Those changes actually may be on the horizon, however. Deputy Attorney General James Cole said during the hearings that his office had started conversations with the Treasury Department about a possible fix to the banking woes.

Not everyone who testified was pro-pot, however. Project SAM spokesmonkey spokesman Kevin Sabet warned that relaxing federal marijuana policy would create a public health epidemic.
“When we can prevent negative consequences of the commercial sale and production of marijuana now, why would we open the floodgates, hope for the best, and try with limited resources to patch everything up when things go wrong?” Sabet asked the panel.
Yeah, because drug dealers give a shit about asking your kids for an ID and all.

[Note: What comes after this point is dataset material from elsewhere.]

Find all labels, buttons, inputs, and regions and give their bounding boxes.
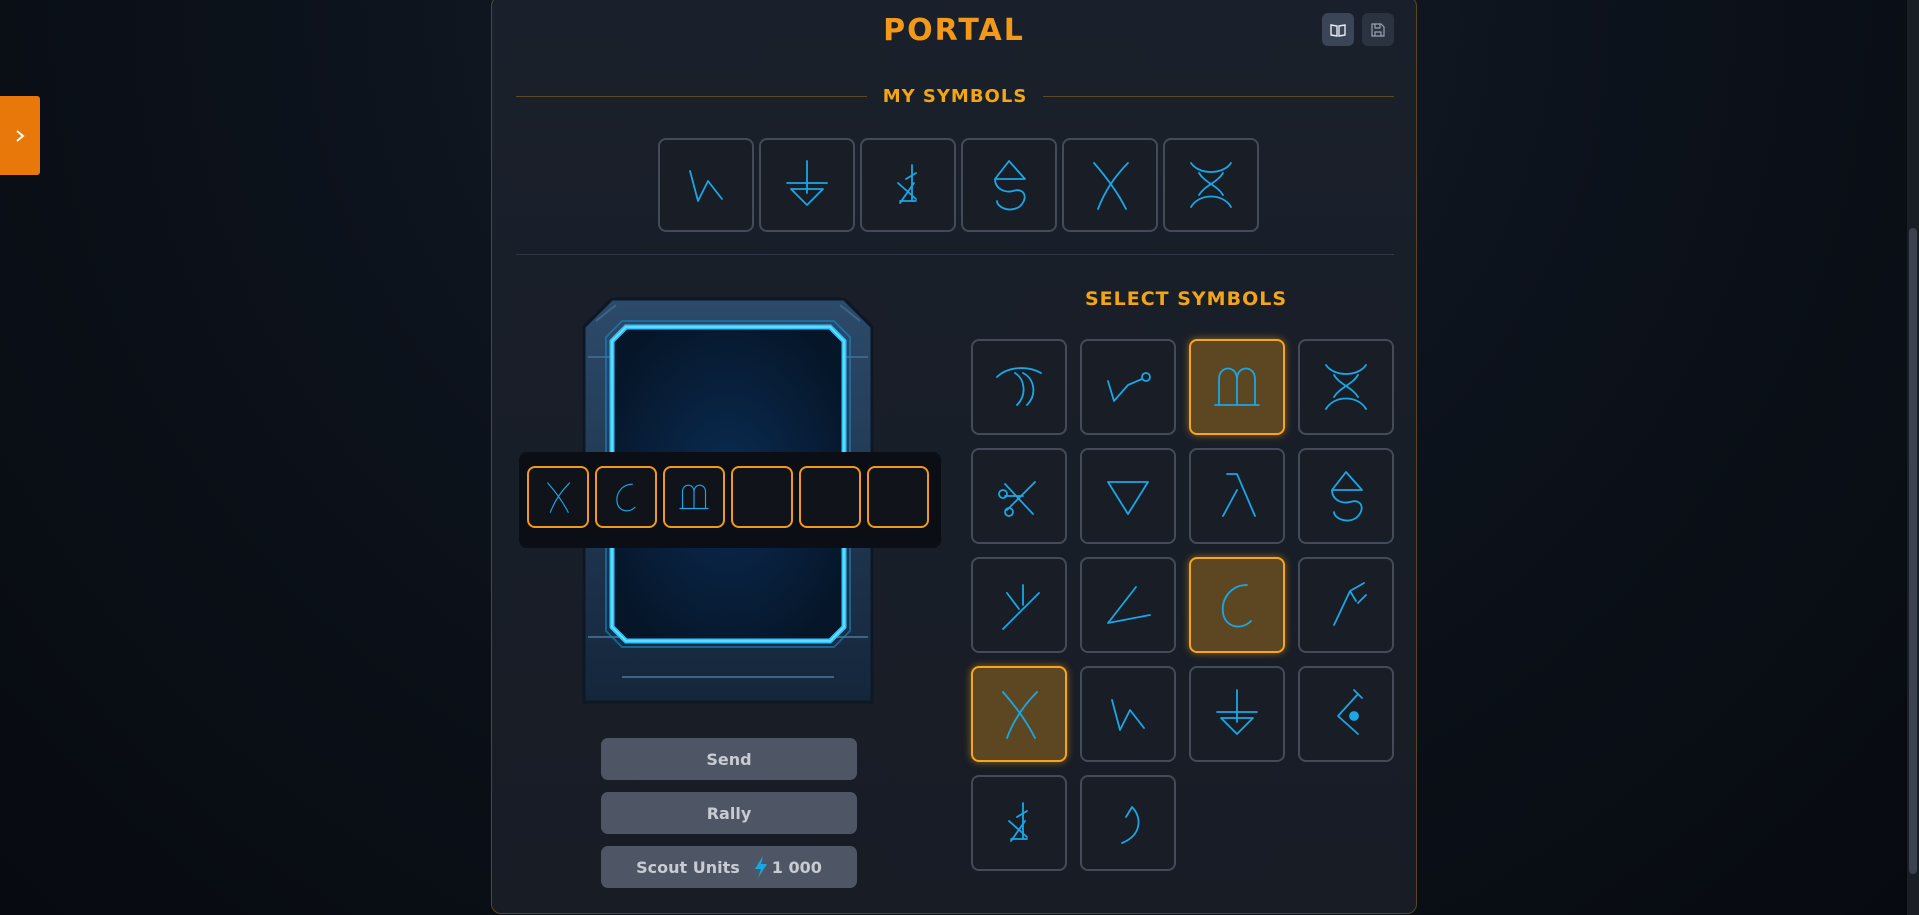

The other main dissenting voice came from Sen. Charles Grassley, a Republican from Iowa. He argued that marijuana legalization would be a public safety nightmare. He said that marijuana prohibition is “based on what science tells about this dangerous and addictive drug.”
Apparently Grassley has never actually read any research on cannabis whatsoever.
Still the conversation at the federal level is seen as a major step forward in a rapidly changing national perspective on cannabis. Marijuana Policy Project spokesman Dan Riffle praised the senate for starting the conversation. But he says the conversation can’t just stop here, real changes need to be made.
“The administration is doing its best to work around federal law, but a better approach would be to simply fix federal law and permanently resolve this conflict,” he said.